Ph.D. Proposal Presentation by
Tuesday, October 11, 2005
(Dr. Peter Rogers, Chair)
"Spatial Coherence in a Shallow Water Waveguide"
Sound propagation in shallow water waveguide is a very challenging and complex problem. It's a mixture of physics, physical oceanography, marine geophysics, marine biology, and signal processing. The t emporal and spatial variations of the ocean make predictions of long range sound propagation difficult.
Many ocean characteristics can be modeled as stochastic processes. The statistical measure, spatial coherence, is thus an important quantity. Due to the complexity of the ocean environment, current research focuses on acoustical effects which are considered to be dominated by one of the three parts of the ocean: surface, bottom, and water column. It does not address the coupled effects of the three parts on measures such as the spatial coherence of long range sound propagation. In addition, there has been no systematic analysis of the spatial coherence pattern in the shallow water waveguide.

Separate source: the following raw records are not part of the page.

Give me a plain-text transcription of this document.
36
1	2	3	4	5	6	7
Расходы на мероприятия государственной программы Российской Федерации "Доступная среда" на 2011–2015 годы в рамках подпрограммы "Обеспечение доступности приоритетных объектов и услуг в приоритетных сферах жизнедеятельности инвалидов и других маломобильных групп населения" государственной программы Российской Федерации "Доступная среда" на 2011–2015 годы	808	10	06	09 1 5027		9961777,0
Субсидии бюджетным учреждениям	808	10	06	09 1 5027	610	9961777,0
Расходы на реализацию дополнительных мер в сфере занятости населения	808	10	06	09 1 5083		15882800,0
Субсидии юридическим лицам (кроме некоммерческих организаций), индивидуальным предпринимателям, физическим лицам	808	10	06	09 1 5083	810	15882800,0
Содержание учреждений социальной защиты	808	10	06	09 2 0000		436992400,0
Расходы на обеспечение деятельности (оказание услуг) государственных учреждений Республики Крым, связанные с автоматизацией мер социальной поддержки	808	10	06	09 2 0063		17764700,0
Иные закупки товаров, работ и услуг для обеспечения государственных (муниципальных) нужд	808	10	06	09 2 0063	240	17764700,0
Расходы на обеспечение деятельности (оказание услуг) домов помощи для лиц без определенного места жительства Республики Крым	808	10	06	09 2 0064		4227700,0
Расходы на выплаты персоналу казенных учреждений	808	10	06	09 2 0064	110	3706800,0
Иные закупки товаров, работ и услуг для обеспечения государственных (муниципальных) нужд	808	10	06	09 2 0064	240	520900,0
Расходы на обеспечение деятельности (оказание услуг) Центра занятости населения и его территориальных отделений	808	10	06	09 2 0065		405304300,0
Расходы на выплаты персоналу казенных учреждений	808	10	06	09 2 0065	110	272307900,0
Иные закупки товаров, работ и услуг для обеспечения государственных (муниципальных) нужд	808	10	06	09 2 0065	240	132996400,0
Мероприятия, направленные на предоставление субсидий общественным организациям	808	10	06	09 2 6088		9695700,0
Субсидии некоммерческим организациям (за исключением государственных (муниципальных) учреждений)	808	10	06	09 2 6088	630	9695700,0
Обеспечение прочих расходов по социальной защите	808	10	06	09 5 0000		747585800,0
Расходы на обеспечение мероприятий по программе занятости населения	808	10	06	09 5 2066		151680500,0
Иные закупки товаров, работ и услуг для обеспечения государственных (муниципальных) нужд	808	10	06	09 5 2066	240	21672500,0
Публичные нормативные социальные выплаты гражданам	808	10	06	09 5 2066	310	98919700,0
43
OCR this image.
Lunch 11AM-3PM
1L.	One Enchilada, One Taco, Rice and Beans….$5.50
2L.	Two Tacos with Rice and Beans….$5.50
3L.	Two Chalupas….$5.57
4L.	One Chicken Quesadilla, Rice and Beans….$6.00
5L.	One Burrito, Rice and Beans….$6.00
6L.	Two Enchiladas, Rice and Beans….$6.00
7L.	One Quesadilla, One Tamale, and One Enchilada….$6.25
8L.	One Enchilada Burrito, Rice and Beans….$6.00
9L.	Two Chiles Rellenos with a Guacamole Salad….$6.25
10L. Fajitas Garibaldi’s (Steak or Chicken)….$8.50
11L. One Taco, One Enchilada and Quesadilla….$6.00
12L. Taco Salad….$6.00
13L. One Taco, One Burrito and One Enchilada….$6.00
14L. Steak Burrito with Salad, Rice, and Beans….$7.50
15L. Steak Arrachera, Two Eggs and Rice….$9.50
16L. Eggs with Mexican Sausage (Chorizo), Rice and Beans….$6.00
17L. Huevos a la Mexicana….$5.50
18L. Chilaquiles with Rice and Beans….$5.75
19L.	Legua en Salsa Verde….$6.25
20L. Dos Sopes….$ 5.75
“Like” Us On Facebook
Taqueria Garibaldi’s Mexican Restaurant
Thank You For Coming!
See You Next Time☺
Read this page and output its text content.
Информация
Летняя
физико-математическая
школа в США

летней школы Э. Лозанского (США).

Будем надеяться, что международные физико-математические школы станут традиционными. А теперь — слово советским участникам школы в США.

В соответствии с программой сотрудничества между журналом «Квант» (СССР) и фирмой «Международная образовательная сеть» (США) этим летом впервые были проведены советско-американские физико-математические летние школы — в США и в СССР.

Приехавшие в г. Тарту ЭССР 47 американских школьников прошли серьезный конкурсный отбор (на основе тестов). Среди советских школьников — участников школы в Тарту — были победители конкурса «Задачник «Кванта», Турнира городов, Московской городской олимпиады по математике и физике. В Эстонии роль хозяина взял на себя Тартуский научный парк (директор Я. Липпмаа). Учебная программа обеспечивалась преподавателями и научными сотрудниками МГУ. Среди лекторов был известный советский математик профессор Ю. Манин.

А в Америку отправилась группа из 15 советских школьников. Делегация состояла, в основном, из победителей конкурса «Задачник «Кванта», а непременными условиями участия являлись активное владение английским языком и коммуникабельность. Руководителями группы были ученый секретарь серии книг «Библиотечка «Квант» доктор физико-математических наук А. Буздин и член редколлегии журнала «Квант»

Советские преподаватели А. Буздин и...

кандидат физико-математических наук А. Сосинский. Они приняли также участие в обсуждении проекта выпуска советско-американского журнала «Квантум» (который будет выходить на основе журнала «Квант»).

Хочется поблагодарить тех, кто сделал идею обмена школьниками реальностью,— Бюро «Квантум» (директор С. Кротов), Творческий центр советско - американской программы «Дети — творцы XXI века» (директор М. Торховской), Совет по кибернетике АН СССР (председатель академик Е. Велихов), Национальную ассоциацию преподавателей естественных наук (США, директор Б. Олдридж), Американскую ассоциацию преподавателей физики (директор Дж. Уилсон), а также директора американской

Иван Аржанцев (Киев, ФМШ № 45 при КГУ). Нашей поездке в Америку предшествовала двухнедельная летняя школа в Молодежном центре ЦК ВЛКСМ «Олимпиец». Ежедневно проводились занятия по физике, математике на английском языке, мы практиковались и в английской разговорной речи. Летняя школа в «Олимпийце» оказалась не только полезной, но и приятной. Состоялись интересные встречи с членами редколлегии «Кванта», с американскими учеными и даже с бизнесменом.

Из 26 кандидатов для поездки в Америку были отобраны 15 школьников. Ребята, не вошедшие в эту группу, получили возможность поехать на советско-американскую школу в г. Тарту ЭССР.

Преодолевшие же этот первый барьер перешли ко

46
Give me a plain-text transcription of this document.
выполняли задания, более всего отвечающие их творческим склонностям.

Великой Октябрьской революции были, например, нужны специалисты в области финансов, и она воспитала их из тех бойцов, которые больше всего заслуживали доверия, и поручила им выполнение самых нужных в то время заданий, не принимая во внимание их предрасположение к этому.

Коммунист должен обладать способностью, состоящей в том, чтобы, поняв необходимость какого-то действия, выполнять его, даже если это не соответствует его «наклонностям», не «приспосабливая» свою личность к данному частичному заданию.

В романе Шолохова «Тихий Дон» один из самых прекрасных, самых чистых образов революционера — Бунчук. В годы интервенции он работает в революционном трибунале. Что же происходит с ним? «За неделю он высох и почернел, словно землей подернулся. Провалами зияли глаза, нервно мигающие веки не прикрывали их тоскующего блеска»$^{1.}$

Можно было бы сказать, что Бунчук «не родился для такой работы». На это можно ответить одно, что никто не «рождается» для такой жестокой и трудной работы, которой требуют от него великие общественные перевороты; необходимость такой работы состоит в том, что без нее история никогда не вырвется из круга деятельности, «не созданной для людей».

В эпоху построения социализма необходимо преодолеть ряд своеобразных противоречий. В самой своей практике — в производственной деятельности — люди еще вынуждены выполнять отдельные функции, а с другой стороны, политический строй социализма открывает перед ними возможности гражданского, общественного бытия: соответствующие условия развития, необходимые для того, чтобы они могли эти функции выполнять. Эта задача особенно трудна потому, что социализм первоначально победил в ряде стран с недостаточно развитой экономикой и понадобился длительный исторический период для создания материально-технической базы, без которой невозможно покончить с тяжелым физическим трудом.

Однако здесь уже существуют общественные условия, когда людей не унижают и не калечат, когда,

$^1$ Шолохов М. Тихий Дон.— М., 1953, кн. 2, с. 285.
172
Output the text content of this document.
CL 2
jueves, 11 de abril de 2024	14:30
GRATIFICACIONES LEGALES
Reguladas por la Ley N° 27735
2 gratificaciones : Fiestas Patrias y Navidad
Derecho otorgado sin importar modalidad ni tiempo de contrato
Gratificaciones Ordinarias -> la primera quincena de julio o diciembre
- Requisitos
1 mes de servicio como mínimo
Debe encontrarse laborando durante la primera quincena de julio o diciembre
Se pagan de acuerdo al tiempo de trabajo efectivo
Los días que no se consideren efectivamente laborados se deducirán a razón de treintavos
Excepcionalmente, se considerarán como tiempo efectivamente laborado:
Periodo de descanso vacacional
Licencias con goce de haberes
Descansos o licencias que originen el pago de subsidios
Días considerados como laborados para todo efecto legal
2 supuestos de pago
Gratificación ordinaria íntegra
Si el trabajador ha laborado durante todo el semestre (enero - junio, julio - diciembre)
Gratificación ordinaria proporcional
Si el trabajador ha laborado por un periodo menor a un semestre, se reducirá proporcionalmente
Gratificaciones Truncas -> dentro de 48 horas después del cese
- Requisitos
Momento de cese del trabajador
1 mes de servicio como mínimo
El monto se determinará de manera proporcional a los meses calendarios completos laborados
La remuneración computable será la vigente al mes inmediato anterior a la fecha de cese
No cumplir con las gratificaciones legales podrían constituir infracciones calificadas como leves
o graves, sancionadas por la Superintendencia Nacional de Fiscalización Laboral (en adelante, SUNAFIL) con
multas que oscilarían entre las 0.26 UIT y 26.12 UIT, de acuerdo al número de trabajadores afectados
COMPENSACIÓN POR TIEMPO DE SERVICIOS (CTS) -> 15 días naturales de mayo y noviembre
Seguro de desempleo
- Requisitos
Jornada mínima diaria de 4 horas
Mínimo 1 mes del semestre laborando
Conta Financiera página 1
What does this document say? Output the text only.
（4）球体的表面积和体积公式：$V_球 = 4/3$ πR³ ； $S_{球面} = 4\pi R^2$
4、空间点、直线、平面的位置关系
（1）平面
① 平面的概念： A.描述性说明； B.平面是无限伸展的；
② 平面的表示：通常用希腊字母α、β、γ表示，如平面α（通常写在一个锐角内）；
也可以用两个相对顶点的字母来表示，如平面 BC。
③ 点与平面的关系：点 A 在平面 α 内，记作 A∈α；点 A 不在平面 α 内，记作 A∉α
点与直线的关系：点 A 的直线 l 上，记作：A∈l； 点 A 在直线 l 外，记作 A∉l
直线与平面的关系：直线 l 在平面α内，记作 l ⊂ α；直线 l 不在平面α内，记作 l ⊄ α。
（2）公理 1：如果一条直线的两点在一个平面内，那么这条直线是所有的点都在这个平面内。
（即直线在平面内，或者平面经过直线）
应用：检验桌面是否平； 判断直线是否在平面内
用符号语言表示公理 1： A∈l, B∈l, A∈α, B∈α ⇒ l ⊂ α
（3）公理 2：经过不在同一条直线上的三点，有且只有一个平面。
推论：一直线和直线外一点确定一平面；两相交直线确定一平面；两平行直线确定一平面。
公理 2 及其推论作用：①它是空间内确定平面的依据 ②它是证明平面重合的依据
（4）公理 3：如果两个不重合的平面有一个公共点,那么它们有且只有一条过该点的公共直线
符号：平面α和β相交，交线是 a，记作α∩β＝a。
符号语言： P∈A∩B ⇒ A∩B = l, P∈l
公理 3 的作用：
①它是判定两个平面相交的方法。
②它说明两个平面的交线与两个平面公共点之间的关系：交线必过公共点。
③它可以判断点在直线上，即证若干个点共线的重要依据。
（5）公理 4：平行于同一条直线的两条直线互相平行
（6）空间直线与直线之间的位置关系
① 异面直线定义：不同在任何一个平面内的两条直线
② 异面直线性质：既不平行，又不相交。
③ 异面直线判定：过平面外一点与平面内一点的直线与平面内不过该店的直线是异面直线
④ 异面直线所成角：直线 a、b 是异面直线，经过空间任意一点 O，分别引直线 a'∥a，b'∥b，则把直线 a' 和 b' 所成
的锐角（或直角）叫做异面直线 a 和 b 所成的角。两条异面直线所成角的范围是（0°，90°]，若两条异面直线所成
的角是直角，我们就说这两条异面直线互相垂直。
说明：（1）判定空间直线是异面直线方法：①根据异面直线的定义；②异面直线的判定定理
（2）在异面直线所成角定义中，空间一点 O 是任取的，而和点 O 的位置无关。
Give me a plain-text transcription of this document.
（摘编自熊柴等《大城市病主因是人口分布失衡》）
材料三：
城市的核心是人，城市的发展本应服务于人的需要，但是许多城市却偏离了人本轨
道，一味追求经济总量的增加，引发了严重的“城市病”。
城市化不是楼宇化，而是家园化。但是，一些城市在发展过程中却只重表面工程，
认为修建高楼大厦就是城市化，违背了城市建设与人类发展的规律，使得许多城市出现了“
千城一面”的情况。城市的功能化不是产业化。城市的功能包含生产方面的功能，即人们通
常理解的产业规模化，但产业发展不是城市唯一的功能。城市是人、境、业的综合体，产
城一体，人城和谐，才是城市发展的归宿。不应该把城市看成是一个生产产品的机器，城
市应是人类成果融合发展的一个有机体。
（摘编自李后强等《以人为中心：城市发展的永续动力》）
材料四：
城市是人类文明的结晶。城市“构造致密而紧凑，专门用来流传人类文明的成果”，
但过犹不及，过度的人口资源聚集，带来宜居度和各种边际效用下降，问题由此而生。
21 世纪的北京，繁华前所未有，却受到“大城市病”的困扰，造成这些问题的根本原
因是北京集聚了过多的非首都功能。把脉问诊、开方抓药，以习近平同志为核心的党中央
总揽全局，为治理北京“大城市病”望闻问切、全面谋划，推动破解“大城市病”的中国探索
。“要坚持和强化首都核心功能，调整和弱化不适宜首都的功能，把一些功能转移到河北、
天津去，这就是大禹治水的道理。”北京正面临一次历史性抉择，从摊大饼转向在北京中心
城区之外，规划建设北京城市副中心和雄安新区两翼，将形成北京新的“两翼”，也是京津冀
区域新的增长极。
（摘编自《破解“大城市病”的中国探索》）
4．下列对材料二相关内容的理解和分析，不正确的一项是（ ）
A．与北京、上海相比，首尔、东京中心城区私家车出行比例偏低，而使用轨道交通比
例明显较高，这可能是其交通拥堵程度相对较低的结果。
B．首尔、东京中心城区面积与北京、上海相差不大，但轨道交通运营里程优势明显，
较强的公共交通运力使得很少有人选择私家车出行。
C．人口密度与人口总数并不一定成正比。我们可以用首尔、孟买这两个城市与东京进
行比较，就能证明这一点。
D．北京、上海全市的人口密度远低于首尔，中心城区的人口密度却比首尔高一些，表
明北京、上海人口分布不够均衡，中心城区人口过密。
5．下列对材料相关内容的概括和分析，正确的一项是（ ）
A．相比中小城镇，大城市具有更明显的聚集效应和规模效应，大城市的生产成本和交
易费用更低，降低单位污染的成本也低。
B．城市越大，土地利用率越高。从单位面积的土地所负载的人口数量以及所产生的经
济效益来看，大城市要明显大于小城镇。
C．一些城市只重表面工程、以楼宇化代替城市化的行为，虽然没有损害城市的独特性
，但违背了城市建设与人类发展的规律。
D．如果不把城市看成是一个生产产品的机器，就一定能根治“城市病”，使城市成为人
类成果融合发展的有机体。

In this research, a more complete model for spatial coherence under the influence of the sea surface, bottom, and water column will be developed based on data collected from an at-sea experiment. The proposed research will be accomplished by (1) developing a sea surface roughness model based on the surface-wave-height spectrum; (2) using a three-parameter bottom model to show the effects of bottom sound speed and attenuation including the frequency dependence of the latter; (3) presenting a stochastic model for the shallow water internal waves; and (4) designing and performing a model experiment in a water tank to study acoustical effects of bottom type and surface roughness both individually and jointly.